そして何よりあのラストシーンで完璧に火がついてしまった。あの続きが気になって仕方がない。恐らく6巻、遅くとも7巻で完結を迎えるであろうこの作品のラストが気になって気になって仕方がないのだ!

ここまできたら僕らに出来ることなど何一つ無い。ただただ座して、二人の恋人の間で揺れ動くA子の恋路を見守るのだ!(語気・鼻息共に荒め)








近藤聡乃『A子さんの恋人』・5巻

物語は動き始めた。

これまでの『A子さんの恋人』といえば、停滞の物語だった。二人の恋人の間で揺れ動きながら決断を先延ばしにし続けるA子、ふらふらと気ままに暮らしながら誰のものにもならないA太郎、決して振り向かないA太郎の事を想い続けるI子。ぐるぐると永遠回り続ける山手線のような彼らの日常。友達と恋人、恋人と結婚との間でゆらゆらと、否、グダグダと決着を拒み続けるアラサー達。その本質は何と言っても「停滞」であった。

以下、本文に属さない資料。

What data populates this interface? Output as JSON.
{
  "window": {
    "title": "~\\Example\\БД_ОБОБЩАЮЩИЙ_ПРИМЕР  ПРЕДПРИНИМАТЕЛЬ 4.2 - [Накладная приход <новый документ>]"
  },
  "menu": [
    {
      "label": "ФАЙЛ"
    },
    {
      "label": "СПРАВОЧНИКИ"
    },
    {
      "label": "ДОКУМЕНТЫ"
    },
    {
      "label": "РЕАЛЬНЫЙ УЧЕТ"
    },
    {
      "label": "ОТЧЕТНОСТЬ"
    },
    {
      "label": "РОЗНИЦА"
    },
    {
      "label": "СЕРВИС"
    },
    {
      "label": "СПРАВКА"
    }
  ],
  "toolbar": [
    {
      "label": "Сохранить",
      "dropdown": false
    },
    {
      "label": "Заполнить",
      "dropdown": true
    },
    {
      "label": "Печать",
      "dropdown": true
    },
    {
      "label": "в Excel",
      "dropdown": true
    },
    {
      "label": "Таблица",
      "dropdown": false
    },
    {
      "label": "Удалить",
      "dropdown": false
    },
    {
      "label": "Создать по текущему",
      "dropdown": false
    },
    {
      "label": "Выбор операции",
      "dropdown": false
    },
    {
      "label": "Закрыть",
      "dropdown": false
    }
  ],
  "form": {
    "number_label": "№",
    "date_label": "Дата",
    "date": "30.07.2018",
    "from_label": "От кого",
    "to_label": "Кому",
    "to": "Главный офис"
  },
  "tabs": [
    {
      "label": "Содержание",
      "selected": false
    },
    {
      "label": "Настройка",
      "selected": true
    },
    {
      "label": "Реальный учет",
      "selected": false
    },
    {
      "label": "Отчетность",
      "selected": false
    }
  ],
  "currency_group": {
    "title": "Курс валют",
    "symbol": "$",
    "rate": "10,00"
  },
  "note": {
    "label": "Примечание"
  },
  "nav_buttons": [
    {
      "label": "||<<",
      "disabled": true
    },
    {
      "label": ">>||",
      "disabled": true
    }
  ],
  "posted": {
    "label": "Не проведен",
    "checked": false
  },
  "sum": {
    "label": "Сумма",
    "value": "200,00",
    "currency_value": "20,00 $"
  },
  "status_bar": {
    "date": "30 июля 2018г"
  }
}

ところがこの5巻である。交際、結婚、仕事、住居、過去作。彼らを取り巻くありとあらゆるものが同時多発的に目まぐるしく変化するではないか。自ら変化を選んだU子もいれば、変化する事を余儀なくされたA太郎もいる。

物語の鍵を握るA子のデビュー作は、劇中劇としてその全容が明らかになるし、サッカーボールの様に転々と居場所を変え続けた金魚は遂にA子の元に転がり込む。これまで描かれ、仕込まれてきたありとあらゆる伏線が今、その役割を全うせんと続々とうごめきだし、1ヶ月のタイムリミットへと向けて加速していく。そう思えば停滞として描かれていたどのエピソードにも一切の無駄は無く、全てがこのクライマックスに向けて配置された完璧なパズルの様な作品だ。

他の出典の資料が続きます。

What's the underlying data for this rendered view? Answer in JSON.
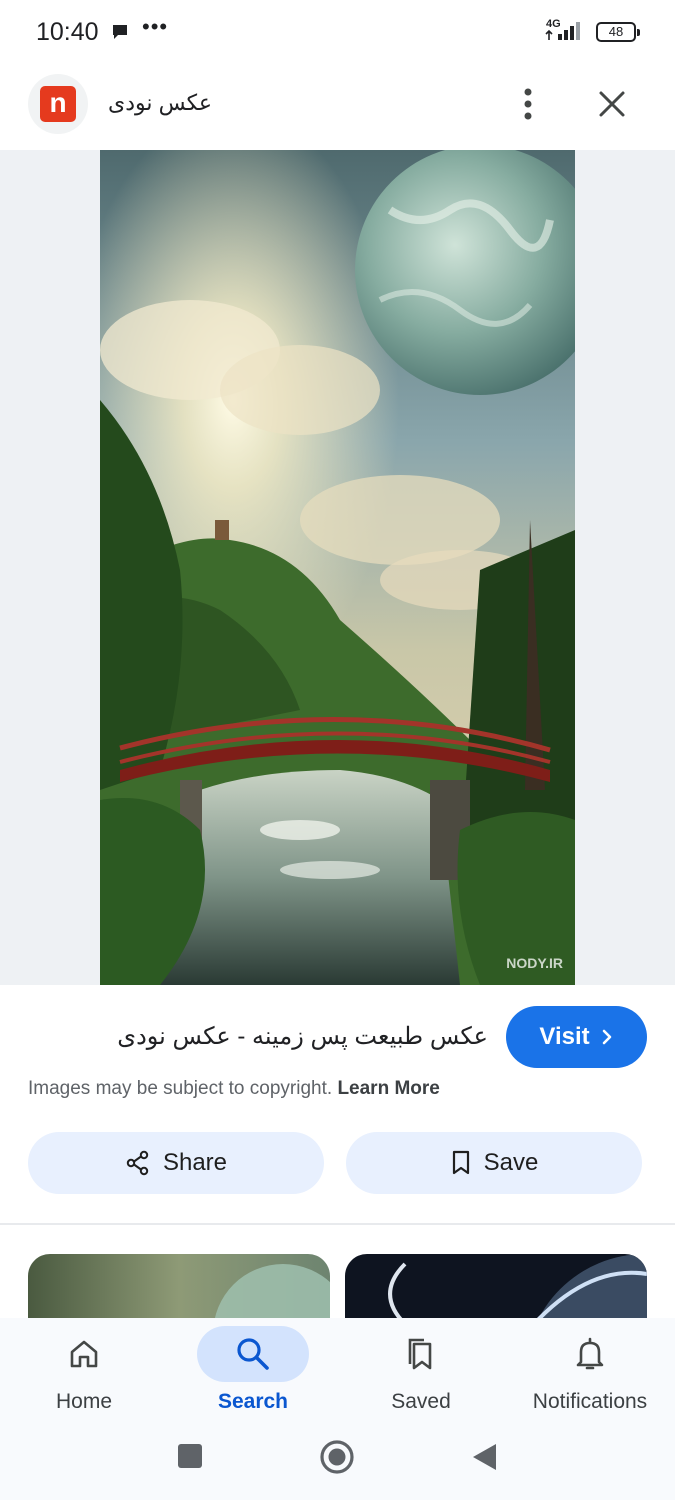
{
  "status_bar": {
    "time": "10:40",
    "dots": "•••",
    "network": "4G",
    "battery": "48"
  },
  "header": {
    "logo_letter": "n",
    "site_name": "عکس نودی"
  },
  "image": {
    "watermark": "NODY.IR"
  },
  "info": {
    "title": "عکس طبیعت پس زمینه - عکس نودی",
    "visit_label": "Visit",
    "copyright_text": "Images may be subject to copyright.",
    "learn_more": "Learn More",
    "share_label": "Share",
    "save_label": "Save"
  },
  "bottom_nav": {
    "items": [
      {
        "label": "Home",
        "icon": "home-icon"
      },
      {
        "label": "Search",
        "icon": "search-icon",
        "active": true
      },
      {
        "label": "Saved",
        "icon": "saved-icon"
      },
      {
        "label": "Notifications",
        "icon": "bell-icon"
      }
    ]
  },
  "colors": {
    "accent": "#1a73e8",
    "button_bg": "#e8f0fe",
    "active_nav": "#d3e3fd",
    "logo_red": "#e53a1e"
  }
}
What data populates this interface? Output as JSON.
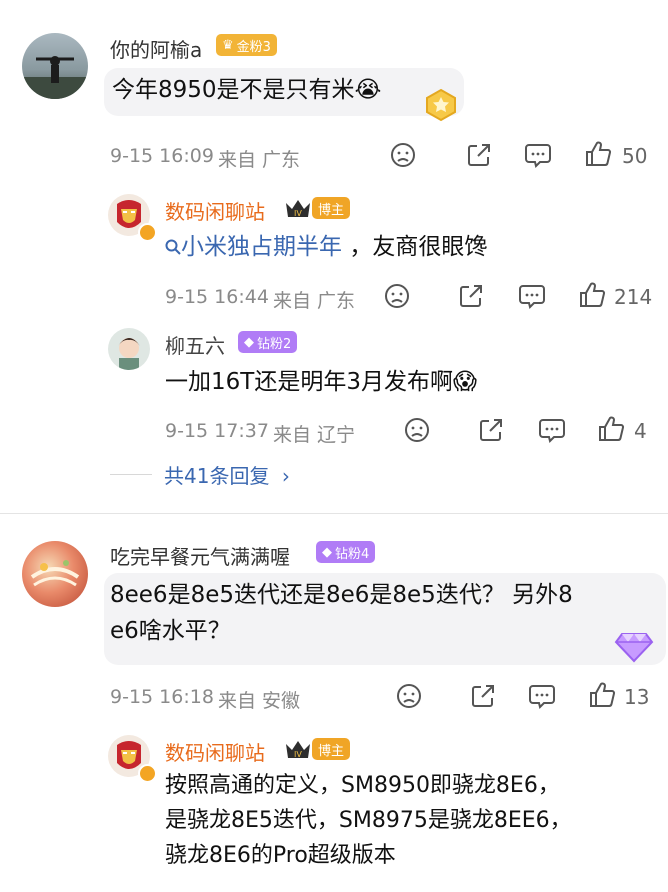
{
  "comments": [
    {
      "user": "你的阿榆a",
      "badge": "金粉3",
      "text": "今年8950是不是只有米😭",
      "meta_time": "9-15 16:09",
      "meta_from": "来自 广东",
      "likes": "50"
    },
    {
      "user": "数码闲聊站",
      "badge": "博主",
      "text_tag": "小米独占期半年",
      "text_rest": "，友商很眼馋",
      "meta_time": "9-15 16:44",
      "meta_from": "来自 广东",
      "likes": "214"
    },
    {
      "user": "柳五六",
      "badge": "钻粉2",
      "text": "一加16T还是明年3月发布啊😱",
      "meta_time": "9-15 17:37",
      "meta_from": "来自 辽宁",
      "likes": "4"
    },
    {
      "more_replies": "共41条回复"
    },
    {
      "user": "吃完早餐元气满满喔",
      "badge": "钻粉4",
      "text_line1": "8ee6是8e5迭代还是8e6是8e5迭代？ 另外8",
      "text_line2": "e6啥水平？",
      "meta_time": "9-15 16:18",
      "meta_from": "来自 安徽",
      "likes": "13"
    },
    {
      "user": "数码闲聊站",
      "badge": "博主",
      "text_line1": "按照高通的定义，SM8950即骁龙8E6，",
      "text_line2": "是骁龙8E5迭代，SM8975是骁龙8EE6，",
      "text_line3": "骁龙8E6的Pro超级版本"
    }
  ],
  "icons": [
    "dislike-icon",
    "share-icon",
    "comment-icon",
    "like-icon",
    "chevron-right-icon",
    "search-tag-icon",
    "gem-icon",
    "crown-icon"
  ]
}
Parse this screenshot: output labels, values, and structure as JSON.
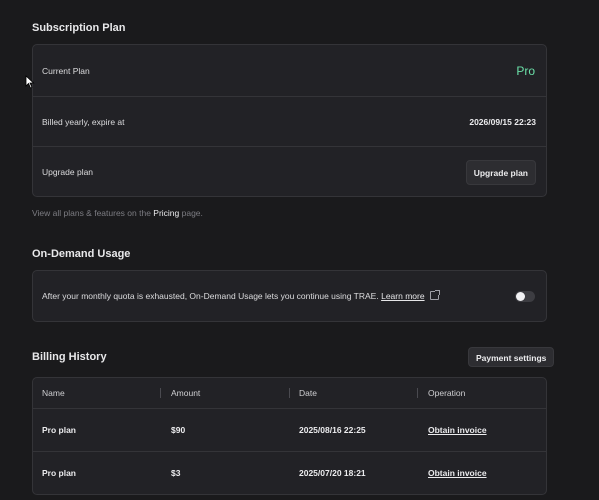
{
  "subscription": {
    "title": "Subscription Plan",
    "current_plan_label": "Current Plan",
    "current_plan_value": "Pro",
    "billing_label": "Billed yearly, expire at",
    "billing_value": "2026/09/15 22:23",
    "upgrade_label": "Upgrade plan",
    "upgrade_button": "Upgrade plan",
    "hint_prefix": "View all plans & features on the ",
    "hint_link": "Pricing",
    "hint_suffix": " page."
  },
  "on_demand": {
    "title": "On-Demand Usage",
    "description": "After your monthly quota is exhausted, On-Demand Usage lets you continue using TRAE.",
    "learn_more": "Learn more",
    "toggle_on": false
  },
  "billing": {
    "title": "Billing History",
    "payment_settings_button": "Payment settings",
    "columns": [
      "Name",
      "Amount",
      "Date",
      "Operation"
    ],
    "rows": [
      {
        "name": "Pro plan",
        "amount": "$90",
        "date": "2025/08/16 22:25",
        "operation": "Obtain invoice"
      },
      {
        "name": "Pro plan",
        "amount": "$3",
        "date": "2025/07/20 18:21",
        "operation": "Obtain invoice"
      }
    ]
  },
  "colors": {
    "background": "#1a1a1c",
    "card": "#222226",
    "accent_pro": "#6be0a8"
  },
  "icons": [
    "cursor-arrow-icon",
    "external-link-icon"
  ]
}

しかし何度読み返しても近藤聡乃の圧倒的な脚本力には唸らされる。発言、モチーフ、時系列、メタファー、あらゆるテクニックを駆使して描くアラサー恋愛模様がこんなにも魅力的で極上のコメディになろうとは。後半になるにつれてシリアスなシーンが増えていき、ナレーションにも熱がこもる。5巻の最後の一文が放つ圧倒的な熱量には思わずシビれてしまったし、あの引き方はもはや悪魔的だ。A君、僕は貴方になりたい(ちなみに僕はA君と誕生日が一緒だ。嬉しい。)

遂に決着が近づいてきた平成を代表する恋愛文学『A子さんの恋人』。この結末はきっと全TV関係者が固唾を飲んで見守っていて、完結したと同時にキー局によるドラマ化企画争奪戦が始まるに違いない。そしてプロットの鬼・近藤聡乃のことだ、A君・A太郎のどちらを選んでも間違いなく最高の結末を用意しているに違いない。

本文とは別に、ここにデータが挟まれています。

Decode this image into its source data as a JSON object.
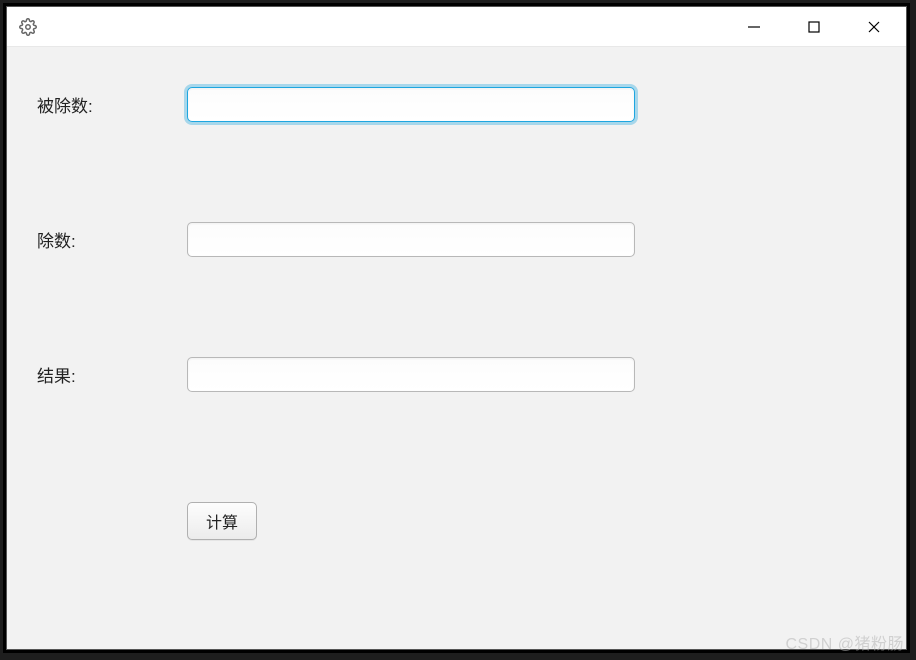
{
  "titlebar": {
    "icon_name": "gear-icon"
  },
  "form": {
    "dividend_label": "被除数:",
    "divisor_label": "除数:",
    "result_label": "结果:",
    "dividend_value": "",
    "divisor_value": "",
    "result_value": "",
    "calculate_label": "计算"
  },
  "watermark": "CSDN @猪粉肠"
}
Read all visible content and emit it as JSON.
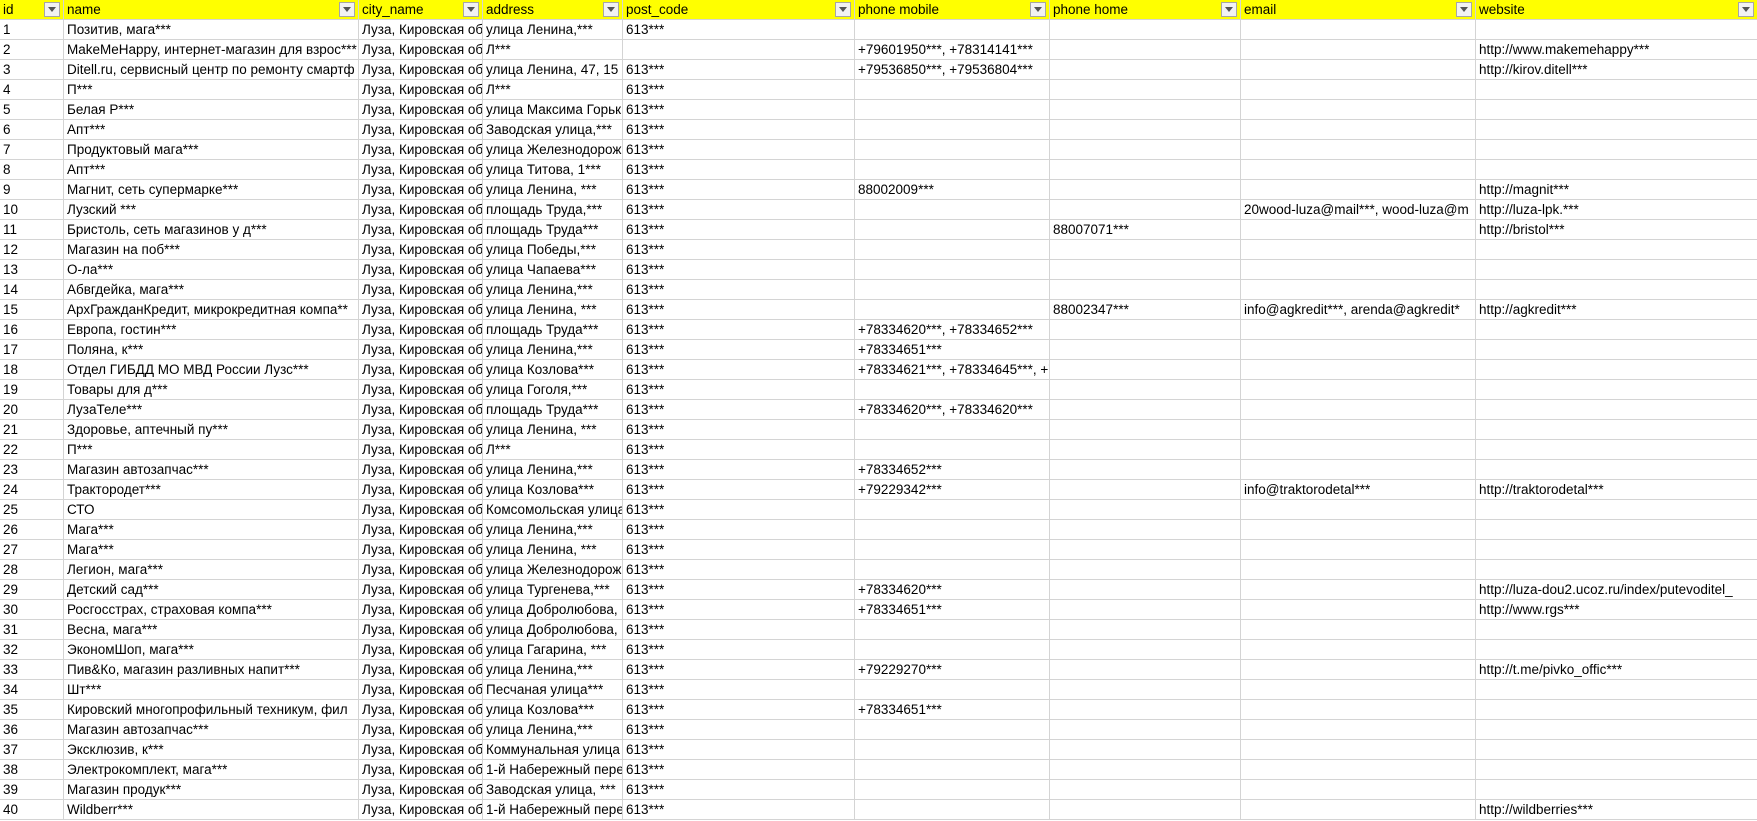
{
  "headers": [
    "id",
    "name",
    "city_name",
    "address",
    "post_code",
    "phone mobile",
    "phone home",
    "email",
    "website"
  ],
  "rows": [
    [
      "1",
      "Позитив, мага***",
      "Луза, Кировская об",
      "улица Ленина,***",
      "613***",
      "",
      "",
      "",
      ""
    ],
    [
      "2",
      "MakeMeHappy, интернет-магазин для взрос***",
      "Луза, Кировская об",
      "Л***",
      "",
      "+79601950***, +78314141***",
      "",
      "",
      "http://www.makemehappy***"
    ],
    [
      "3",
      "Ditell.ru, сервисный центр по ремонту смартф",
      "Луза, Кировская об",
      "улица Ленина, 47, 15 с",
      "613***",
      "+79536850***, +79536804***",
      "",
      "",
      "http://kirov.ditell***"
    ],
    [
      "4",
      "П***",
      "Луза, Кировская об",
      "Л***",
      "613***",
      "",
      "",
      "",
      ""
    ],
    [
      "5",
      "Белая Р***",
      "Луза, Кировская об",
      "улица Максима Горьк",
      "613***",
      "",
      "",
      "",
      ""
    ],
    [
      "6",
      "Апт***",
      "Луза, Кировская об",
      "Заводская улица,***",
      "613***",
      "",
      "",
      "",
      ""
    ],
    [
      "7",
      "Продуктовый мага***",
      "Луза, Кировская об",
      "улица Железнодорож",
      "613***",
      "",
      "",
      "",
      ""
    ],
    [
      "8",
      "Апт***",
      "Луза, Кировская об",
      "улица Титова, 1***",
      "613***",
      "",
      "",
      "",
      ""
    ],
    [
      "9",
      "Магнит, сеть супермарке***",
      "Луза, Кировская об",
      "улица Ленина, ***",
      "613***",
      "88002009***",
      "",
      "",
      "http://magnit***"
    ],
    [
      "10",
      "Лузский ***",
      "Луза, Кировская об",
      "площадь Труда,***",
      "613***",
      "",
      "",
      "20wood-luza@mail***, wood-luza@m",
      "http://luza-lpk.***"
    ],
    [
      "11",
      "Бристоль, сеть магазинов у д***",
      "Луза, Кировская об",
      "площадь Труда***",
      "613***",
      "",
      "88007071***",
      "",
      "http://bristol***"
    ],
    [
      "12",
      "Магазин на поб***",
      "Луза, Кировская об",
      "улица Победы,***",
      "613***",
      "",
      "",
      "",
      ""
    ],
    [
      "13",
      "О-ла***",
      "Луза, Кировская об",
      "улица Чапаева***",
      "613***",
      "",
      "",
      "",
      ""
    ],
    [
      "14",
      "Абвгдейка, мага***",
      "Луза, Кировская об",
      "улица Ленина,***",
      "613***",
      "",
      "",
      "",
      ""
    ],
    [
      "15",
      "АрхГражданКредит, микрокредитная компа**",
      "Луза, Кировская об",
      "улица Ленина, ***",
      "613***",
      "",
      "88002347***",
      "info@agkredit***, arenda@agkredit*",
      "http://agkredit***"
    ],
    [
      "16",
      "Европа, гостин***",
      "Луза, Кировская об",
      "площадь Труда***",
      "613***",
      "+78334620***, +78334652***",
      "",
      "",
      ""
    ],
    [
      "17",
      "Поляна, к***",
      "Луза, Кировская об",
      "улица Ленина,***",
      "613***",
      "+78334651***",
      "",
      "",
      ""
    ],
    [
      "18",
      "Отдел ГИБДД МО МВД России Лузс***",
      "Луза, Кировская об",
      "улица Козлова***",
      "613***",
      "+78334621***, +78334645***, +7",
      "",
      "",
      ""
    ],
    [
      "19",
      "Товары для д***",
      "Луза, Кировская об",
      "улица Гоголя,***",
      "613***",
      "",
      "",
      "",
      ""
    ],
    [
      "20",
      "ЛузаТеле***",
      "Луза, Кировская об",
      "площадь Труда***",
      "613***",
      "+78334620***, +78334620***",
      "",
      "",
      ""
    ],
    [
      "21",
      "Здоровье, аптечный пу***",
      "Луза, Кировская об",
      "улица Ленина, ***",
      "613***",
      "",
      "",
      "",
      ""
    ],
    [
      "22",
      "П***",
      "Луза, Кировская об",
      "Л***",
      "613***",
      "",
      "",
      "",
      ""
    ],
    [
      "23",
      "Магазин автозапчас***",
      "Луза, Кировская об",
      "улица Ленина,***",
      "613***",
      "+78334652***",
      "",
      "",
      ""
    ],
    [
      "24",
      "Трактородет***",
      "Луза, Кировская об",
      "улица Козлова***",
      "613***",
      "+79229342***",
      "",
      "info@traktorodetal***",
      "http://traktorodetal***"
    ],
    [
      "25",
      "СТО",
      "Луза, Кировская об",
      "Комсомольская улица",
      "613***",
      "",
      "",
      "",
      ""
    ],
    [
      "26",
      "Мага***",
      "Луза, Кировская об",
      "улица Ленина,***",
      "613***",
      "",
      "",
      "",
      ""
    ],
    [
      "27",
      "Мага***",
      "Луза, Кировская об",
      "улица Ленина, ***",
      "613***",
      "",
      "",
      "",
      ""
    ],
    [
      "28",
      "Легион, мага***",
      "Луза, Кировская об",
      "улица Железнодорож",
      "613***",
      "",
      "",
      "",
      ""
    ],
    [
      "29",
      "Детский сад***",
      "Луза, Кировская об",
      "улица Тургенева,***",
      "613***",
      "+78334620***",
      "",
      "",
      "http://luza-dou2.ucoz.ru/index/putevoditel_"
    ],
    [
      "30",
      "Росгосстрах, страховая компа***",
      "Луза, Кировская об",
      "улица Добролюбова,",
      "613***",
      "+78334651***",
      "",
      "",
      "http://www.rgs***"
    ],
    [
      "31",
      "Весна, мага***",
      "Луза, Кировская об",
      "улица Добролюбова,",
      "613***",
      "",
      "",
      "",
      ""
    ],
    [
      "32",
      "ЭкономШоп, мага***",
      "Луза, Кировская об",
      "улица Гагарина, ***",
      "613***",
      "",
      "",
      "",
      ""
    ],
    [
      "33",
      "Пив&Ко, магазин разливных напит***",
      "Луза, Кировская об",
      "улица Ленина,***",
      "613***",
      "+79229270***",
      "",
      "",
      "http://t.me/pivko_offic***"
    ],
    [
      "34",
      "Шт***",
      "Луза, Кировская об",
      "Песчаная улица***",
      "613***",
      "",
      "",
      "",
      ""
    ],
    [
      "35",
      "Кировский многопрофильный техникум, фил",
      "Луза, Кировская об",
      "улица Козлова***",
      "613***",
      "+78334651***",
      "",
      "",
      ""
    ],
    [
      "36",
      "Магазин автозапчас***",
      "Луза, Кировская об",
      "улица Ленина,***",
      "613***",
      "",
      "",
      "",
      ""
    ],
    [
      "37",
      "Эксклюзив, к***",
      "Луза, Кировская об",
      "Коммунальная улица",
      "613***",
      "",
      "",
      "",
      ""
    ],
    [
      "38",
      "Электрокомплект, мага***",
      "Луза, Кировская об",
      "1-й Набережный пере",
      "613***",
      "",
      "",
      "",
      ""
    ],
    [
      "39",
      "Магазин продук***",
      "Луза, Кировская об",
      "Заводская улица, ***",
      "613***",
      "",
      "",
      "",
      ""
    ],
    [
      "40",
      "Wildberr***",
      "Луза, Кировская об",
      "1-й Набережный пере",
      "613***",
      "",
      "",
      "",
      "http://wildberries***"
    ]
  ],
  "colors": {
    "header_bg": "#ffff00",
    "grid_line": "#d4d4d4",
    "text": "#000000"
  },
  "icons": {
    "filter": "filter-dropdown-arrow-icon"
  }
}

次巻の発売は恐らくまた1年近く後のこと。向こう1年は既刊5巻までをじっくりと読み返しながら日々を過ごそう。果報は寝て待つのだ。

 

今すぐ『A子さんの恋人』を読むのだ

しかし、結局強いのは山田やヒロ君の様な誠実でいいヤツらなのだ。特に凡庸な善人として描かれ続けたヒロ君の恋愛観には、A子もK子も、そして当然僕も特大の鱗を落としたものだ。いい大人の恋愛を、きちんとそういった形で描く近藤聡乃の正しさにはぐうの音も出ないな。それでも僕はいい大人ではない彼らが大好きではあるのだが。

あと、完結した暁には、是非とも実写ドラマ化は野木亜紀子氏にお願いしたい。